FELLAINI: Oui. J’ai été dans son bureau, j’ai eu des larmes de tristesse. Ça faisait six ans qu’on bossait ensemble, il me punissait quand je faisais des conneries, j’ai évolué avec lui. C’était la première fois que j’étais touché comme ça dans ma carrière.

C’est ta quatrième saison à United. Est-ce que tu es encore impressionné quand un joueur comme Ibrahimovic arrive pour la première fois dans le vestiaire ?

FELLAINI : On est rentré de vacances en même temps et on s’est entrainé à quatre pendant une semaine à l’écart du groupe. Je le connaissais comme tout le monde, de ce qu’il pouvait dire, de ce qu’on disait de lui, mais directement j’ai apprécié la personne. Il est complètement différent de ce qu’on raconte sur lui : Ibra , c’est la classe. Maintenant qu’il approche de la fin de carrière, les gens commencent à comprendre qu’il joue un rôle, mais il joue un bon rôle. Et c’est un grand pro.

Et tu te considères aussi comme un grand pro ?

FELLAINI : Quand j’ai congé, je ne fais rien, je coupe tout, je vois mes amis. Mais quand je suis en mode boulot, je bosse, je fais des étirements en rentrant, etc. Il faut être pro pour réussir une carrière ici. Et j’aimerais bien connaître une dixième année en Premier League pour la symbolique. Mais ça use aussi, car j’ai ramassé des coups…

 » On a été des idiots à l’EURO « 

Avec 75 sélections chez les Diables, tu es le quatrième joueur le plus capé de la génération actuelle derrière Vertonghen, Witsel et Hazard. Tu es fier de ton parcours en équipe nationale ?
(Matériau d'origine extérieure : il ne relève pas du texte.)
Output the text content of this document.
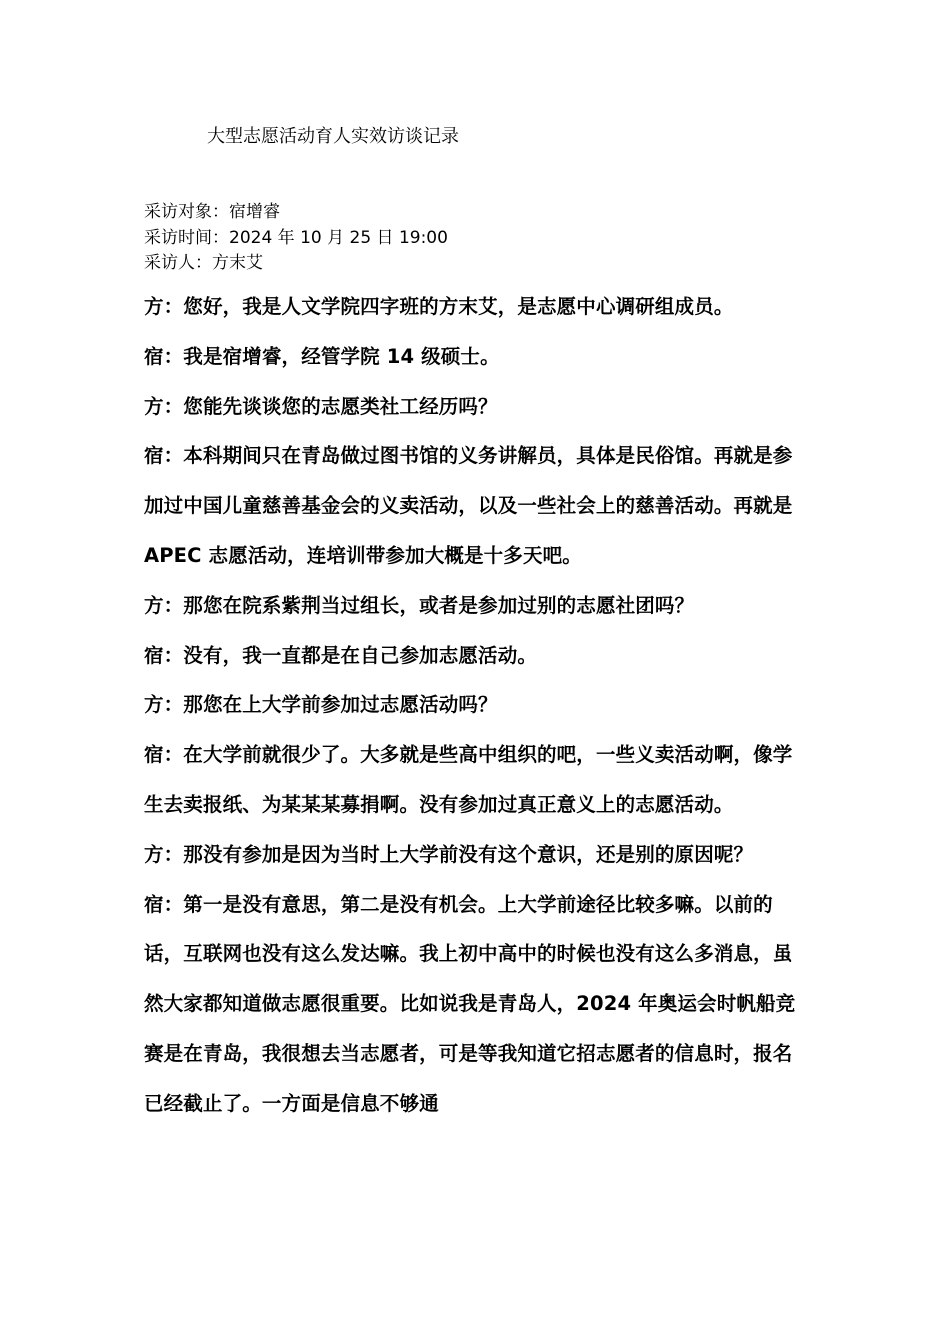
大型志愿活动育人实效访谈记录
采访对象：宿增睿
采访时间：2024 年 10 月 25 日 19:00
采访人：方末艾

方：您好，我是人文学院四字班的方末艾，是志愿中心调研组成员。

宿：我是宿增睿，经管学院 14 级硕士。

方：您能先谈谈您的志愿类社工经历吗？

宿：本科期间只在青岛做过图书馆的义务讲解员，具体是民俗馆。再就是参加过中国儿童慈善基金会的义卖活动，以及一些社会上的慈善活动。再就是 APEC 志愿活动，连培训带参加大概是十多天吧。

方：那您在院系紫荆当过组长，或者是参加过别的志愿社团吗？

宿：没有，我一直都是在自己参加志愿活动。

方：那您在上大学前参加过志愿活动吗？

宿：在大学前就很少了。大多就是些高中组织的吧，一些义卖活动啊，像学生去卖报纸、为某某某募捐啊。没有参加过真正意义上的志愿活动。

方：那没有参加是因为当时上大学前没有这个意识，还是别的原因呢？

宿：第一是没有意思，第二是没有机会。上大学前途径比较多嘛。以前的话，互联网也没有这么发达嘛。我上初中高中的时候也没有这么多消息，虽然大家都知道做志愿很重要。比如说我是青岛人，2024 年奥运会时帆船竞赛是在青岛，我很想去当志愿者，可是等我知道它招志愿者的信息时，报名已经截止了。一方面是信息不够通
MAROUANE FELLAINI : Oui, même si l’été dernier, on a été des idiots. On aurait dû faire beaucoup mieux face au Pays de Galles. La défense avait été remaniée, elle n’avait pas d’automatisme, il y avait un manque d’expérience. Le fait que j’ai débuté ce match sur le banc, ça ne me posait pas de problème, je suis un joueur d’équipe, j’accepte. Je suis un compétiteur et quand je monte, mon seul but c’est de faire la différence.

Peux-tu expliquer ce qui se passe sur le deuxième but où toute la défense se fait mettre en boîte par le Gallois, Robson-Kanu ?
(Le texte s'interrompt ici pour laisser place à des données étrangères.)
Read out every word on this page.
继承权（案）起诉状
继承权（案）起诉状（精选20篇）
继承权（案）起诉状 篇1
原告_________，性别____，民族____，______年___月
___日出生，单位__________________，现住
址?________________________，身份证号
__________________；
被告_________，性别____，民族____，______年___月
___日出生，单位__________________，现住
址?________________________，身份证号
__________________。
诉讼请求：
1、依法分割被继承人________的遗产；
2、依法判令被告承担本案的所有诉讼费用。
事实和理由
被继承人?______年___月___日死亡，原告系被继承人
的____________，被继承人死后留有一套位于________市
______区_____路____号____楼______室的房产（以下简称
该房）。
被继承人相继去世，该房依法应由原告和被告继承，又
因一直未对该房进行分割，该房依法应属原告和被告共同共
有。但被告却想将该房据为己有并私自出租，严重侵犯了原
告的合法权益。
FELLAINI: J’ai voulu anticiper, Meunier aussi. Si quelqu’un avait couvert, il ne se serait rien passé. Mais je ne dis pas que c’est de sa faute. Tous les deux, on a été des pigeons sur ce but.

Qu’est-ce que Roberto Martinez a apporté de différent ?

FELLAINI : Il a une autre vision, il a changé de tactique, il a un système de jeu précis. Mais on fera un réel bilan avec le temps. Parce que pour le moment on a joué contre qui ? On n’a joué ni l’Argentine, ni le Brésil, ni la France ou l’Italie. Les vrais tests vont seulement arriver.